Common shares issued by the bank
21.For an instrument to be included in CET1 capital, it must meet all of the following criteria stated below. In cases where banks issue non-voting common shares, they must be identical to voting common shares of the issuing bank in all respects except the absence of voting rights for inclusion in CET1.
- i.Represents the most subordinated claim in liquidation of the bank.
- ii.The investor is entitled to a claim on the residual assets that is proportional to its share of issued capital, after all senior claims have been paid in liquidation (i.e. has an unlimited and variable claim, not a fixed or capped claim).
- iii.The principal is perpetual and never repaid outside of liquidation (setting aside discretionary repurchases or other means of effectively reducing capital in a discretionary manner that is allowable under relevant law and subject to the prior approval of the Central Bank).
- iv.The bank does nothing to create an expectation at issuance that the instrument will be bought back, redeemed or cancelled, nor do the statutory or contractual terms provide any feature that might give rise to such an expectation.
- v.Distributions are paid out of distributable items, including retained earnings.
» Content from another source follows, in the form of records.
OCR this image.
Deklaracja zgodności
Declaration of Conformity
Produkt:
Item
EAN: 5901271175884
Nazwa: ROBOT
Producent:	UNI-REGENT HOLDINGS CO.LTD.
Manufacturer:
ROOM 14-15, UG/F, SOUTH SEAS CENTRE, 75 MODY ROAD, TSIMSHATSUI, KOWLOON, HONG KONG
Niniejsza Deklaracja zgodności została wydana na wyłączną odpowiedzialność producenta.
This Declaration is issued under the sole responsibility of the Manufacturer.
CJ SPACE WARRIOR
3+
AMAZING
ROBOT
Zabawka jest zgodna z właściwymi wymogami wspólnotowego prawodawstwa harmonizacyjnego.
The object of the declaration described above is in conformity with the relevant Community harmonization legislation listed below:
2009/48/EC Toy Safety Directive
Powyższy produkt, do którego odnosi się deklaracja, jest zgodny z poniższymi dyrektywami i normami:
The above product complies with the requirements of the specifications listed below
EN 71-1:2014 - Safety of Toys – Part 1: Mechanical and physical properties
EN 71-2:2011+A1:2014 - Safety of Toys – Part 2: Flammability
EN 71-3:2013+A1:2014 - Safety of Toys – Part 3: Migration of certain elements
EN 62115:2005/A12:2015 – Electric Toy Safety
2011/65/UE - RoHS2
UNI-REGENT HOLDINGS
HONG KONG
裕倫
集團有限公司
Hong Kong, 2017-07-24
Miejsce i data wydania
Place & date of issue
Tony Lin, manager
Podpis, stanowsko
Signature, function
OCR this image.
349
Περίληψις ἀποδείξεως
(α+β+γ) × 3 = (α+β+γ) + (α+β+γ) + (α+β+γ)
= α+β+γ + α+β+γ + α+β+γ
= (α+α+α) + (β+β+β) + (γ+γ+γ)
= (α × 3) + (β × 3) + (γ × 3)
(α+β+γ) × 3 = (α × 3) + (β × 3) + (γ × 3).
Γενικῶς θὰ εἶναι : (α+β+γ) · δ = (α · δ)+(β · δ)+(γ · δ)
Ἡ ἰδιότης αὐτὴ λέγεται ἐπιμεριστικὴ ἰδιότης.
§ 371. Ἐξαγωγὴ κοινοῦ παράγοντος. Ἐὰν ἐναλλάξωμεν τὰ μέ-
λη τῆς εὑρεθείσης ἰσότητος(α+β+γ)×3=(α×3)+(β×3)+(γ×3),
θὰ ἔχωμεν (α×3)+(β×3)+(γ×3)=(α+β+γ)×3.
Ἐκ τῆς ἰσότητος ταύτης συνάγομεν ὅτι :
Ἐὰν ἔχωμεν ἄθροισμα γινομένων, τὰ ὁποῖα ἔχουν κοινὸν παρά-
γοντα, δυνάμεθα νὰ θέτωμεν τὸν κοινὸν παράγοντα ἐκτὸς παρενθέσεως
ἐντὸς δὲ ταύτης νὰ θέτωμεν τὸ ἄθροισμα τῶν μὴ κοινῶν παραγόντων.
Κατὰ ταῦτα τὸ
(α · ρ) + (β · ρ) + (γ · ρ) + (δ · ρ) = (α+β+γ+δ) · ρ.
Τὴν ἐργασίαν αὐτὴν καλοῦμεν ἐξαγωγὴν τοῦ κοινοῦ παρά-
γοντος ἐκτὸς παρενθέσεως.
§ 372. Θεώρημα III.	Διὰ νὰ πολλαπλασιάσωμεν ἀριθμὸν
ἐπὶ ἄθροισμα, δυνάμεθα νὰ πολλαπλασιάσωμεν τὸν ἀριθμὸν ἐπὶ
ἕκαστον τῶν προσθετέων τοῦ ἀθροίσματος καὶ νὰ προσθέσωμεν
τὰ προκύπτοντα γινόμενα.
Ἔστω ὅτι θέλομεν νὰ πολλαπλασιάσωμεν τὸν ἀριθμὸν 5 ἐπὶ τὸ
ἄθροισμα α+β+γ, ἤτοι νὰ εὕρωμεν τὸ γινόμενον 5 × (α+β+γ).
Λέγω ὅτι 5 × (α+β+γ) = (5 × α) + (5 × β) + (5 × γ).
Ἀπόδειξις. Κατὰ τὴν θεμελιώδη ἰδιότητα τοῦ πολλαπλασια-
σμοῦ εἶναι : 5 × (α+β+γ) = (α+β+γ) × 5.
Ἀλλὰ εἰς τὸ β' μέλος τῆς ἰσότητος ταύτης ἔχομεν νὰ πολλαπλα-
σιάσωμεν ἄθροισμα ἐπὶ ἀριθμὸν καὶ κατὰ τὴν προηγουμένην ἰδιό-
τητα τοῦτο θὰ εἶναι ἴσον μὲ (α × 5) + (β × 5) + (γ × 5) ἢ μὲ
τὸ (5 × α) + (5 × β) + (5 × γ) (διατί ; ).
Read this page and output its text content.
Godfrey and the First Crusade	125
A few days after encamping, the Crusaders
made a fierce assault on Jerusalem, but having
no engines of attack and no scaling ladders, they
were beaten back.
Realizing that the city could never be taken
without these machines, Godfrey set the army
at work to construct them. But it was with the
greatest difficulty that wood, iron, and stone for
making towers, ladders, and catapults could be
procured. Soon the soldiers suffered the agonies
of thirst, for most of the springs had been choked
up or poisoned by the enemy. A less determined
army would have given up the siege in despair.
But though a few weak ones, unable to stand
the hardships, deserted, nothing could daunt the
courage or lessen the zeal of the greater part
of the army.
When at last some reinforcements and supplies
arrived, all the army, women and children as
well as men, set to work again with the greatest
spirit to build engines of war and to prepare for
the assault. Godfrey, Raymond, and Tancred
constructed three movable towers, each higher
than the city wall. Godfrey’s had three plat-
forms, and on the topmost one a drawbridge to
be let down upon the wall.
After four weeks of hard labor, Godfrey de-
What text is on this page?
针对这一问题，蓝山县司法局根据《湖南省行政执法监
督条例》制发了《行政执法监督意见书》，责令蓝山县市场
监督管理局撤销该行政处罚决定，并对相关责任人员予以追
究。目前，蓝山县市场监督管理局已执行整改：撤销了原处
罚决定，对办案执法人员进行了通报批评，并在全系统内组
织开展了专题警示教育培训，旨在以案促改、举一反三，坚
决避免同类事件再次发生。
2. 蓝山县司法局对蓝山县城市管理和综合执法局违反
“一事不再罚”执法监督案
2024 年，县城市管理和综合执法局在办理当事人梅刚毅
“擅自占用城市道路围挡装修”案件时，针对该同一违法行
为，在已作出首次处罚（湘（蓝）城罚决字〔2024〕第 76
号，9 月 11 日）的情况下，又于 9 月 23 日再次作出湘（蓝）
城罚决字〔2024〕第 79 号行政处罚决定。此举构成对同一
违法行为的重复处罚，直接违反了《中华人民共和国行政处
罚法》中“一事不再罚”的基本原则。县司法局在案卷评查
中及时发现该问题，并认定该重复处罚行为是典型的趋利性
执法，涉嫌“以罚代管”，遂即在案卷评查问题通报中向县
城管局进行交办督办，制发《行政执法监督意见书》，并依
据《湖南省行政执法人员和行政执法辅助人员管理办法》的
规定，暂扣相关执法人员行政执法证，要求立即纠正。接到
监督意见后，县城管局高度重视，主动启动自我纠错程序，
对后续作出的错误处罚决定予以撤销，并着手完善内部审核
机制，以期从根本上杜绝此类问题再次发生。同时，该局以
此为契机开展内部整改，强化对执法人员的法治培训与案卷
The level of distributions is not in any way tied or linked to the amount paid in at issuance and is not subject to a contractual cap (except to the extent that a bank is unable to pay distributions that exceed the level of distributable items).
- vi.There are no circumstances under which the distributions are obligatory. Non-payment is, therefore, not an event of default.
- vii.Distributions are paid only after all legal and contractual obligations have been met and payments on more senior capital instruments have been made. This means that there are no preferential distributions, including in respect of other elements classified as the highest quality issued capital.
- viii.The issued capital takes the first and proportionately greatest share of any losses as they occur. Within the highest quality capital, each instrument absorbs losses on a going concern basis proportionately and pari passu with all the others.
- ix.The paid-in amount is recognized as equity capital (i.e. not recognized as a liability) for determining balance sheet insolvency.
- x.The paid-in amount is classified as equity under the relevant accounting standards.
- xi.It is directly issued and paid-in and the bank cannot directly or indirectly have funded the purchase of the instrument.
- xii.The paid-in amount is neither secured nor covered by a guarantee of the issuer or related entity or subject to any other arrangement that legally or economically enhances the seniority of the claim.
- xiii.It is either only issued with the approval of the owners of the issuing bank, given directly by the owners or, if permitted by applicable law, given by the Board of Directors or by other persons duly authorized by the owners.
- xiv.It is clearly and separately disclosed on the bank’s balance sheet.